Second, you need to identify the size standard for your primary NAICS. To look up your size standard, you can visit SBA’s website at: https://www.sba.gov/contracting/getting-started-contractor/make-sure-you-meet-sba-size-standards/table-small-business-size-standards. As you’ll see, size is determined by revenues or employees.
Finally, you need to calculate your actual size. If the size standard for your primary NAICS is revenue-based, you need to calculate your business’ average receipts for the past three years. Receipts means “total income” plus “cost of goods sold” as defined and reported on your Federal tax returns. To determine your annual receipts, you will need to calculate your annual receipts for each of the three most recently completed fiscal years and divide the total by three. For example, if your annual receipts were $3M for 2012, $10M for 2013 and $2M for 2014, your size would be $5M.
If the size standard for your primary NAICS is employee based, you would take the average number employees you’ve had for the past 12 months. To calculate a business’ size for an industry based on employees, you would take the average number of employees of your business based upon the number of employees for each of the pay periods for the preceding completed 12 calendar months. If you have been in business for less than 12 months, you would take the average number of employees each of the pay periods during which you have been in business. According to SBA, employees are all individuals employed on a full-time, part-time, or other basis. This includes employees obtained from a temporary employee agency, professional employer organization, or leasing concern.
To highlight how size standards apply for specific industries, let me go through couple of examples. For NAICS code 541330, Engineering Services, the size standard is revenue based. As such, in order to be small in this industry, a business must have annual receipts (averaged over the past three years) that is equal to or less than $15 million. Electronic Computer Manufacturing, which is NAICS code 334111, is an industry measured by employees. So, in order to be small in this industry, a business’ number of employees (averaged over the past 12 months) needs to be equal to or less than 1,000.

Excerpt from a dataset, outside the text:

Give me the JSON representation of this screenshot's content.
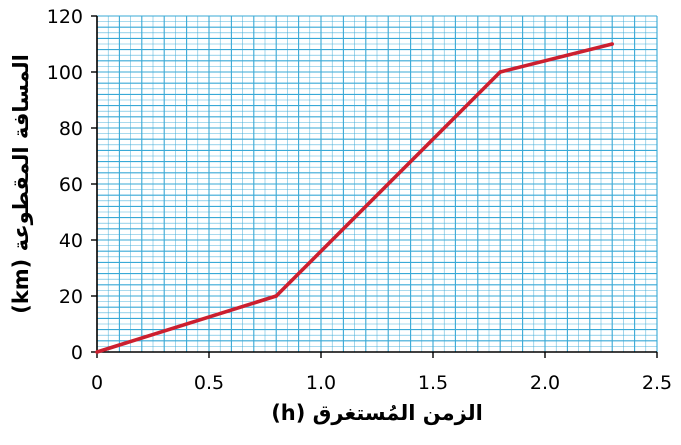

It’s important to note that even if you are not small in your primary NAICS, but small in other secondary industries, you are still able to certify as a small business and pursue small business opportunities in the industries for which you meet SBA size standards. However, being small in your primary NAICS is particularly important for businesses interested in participating in Federal small business contracting programs, including the 8(a) BD program and HUBZone program.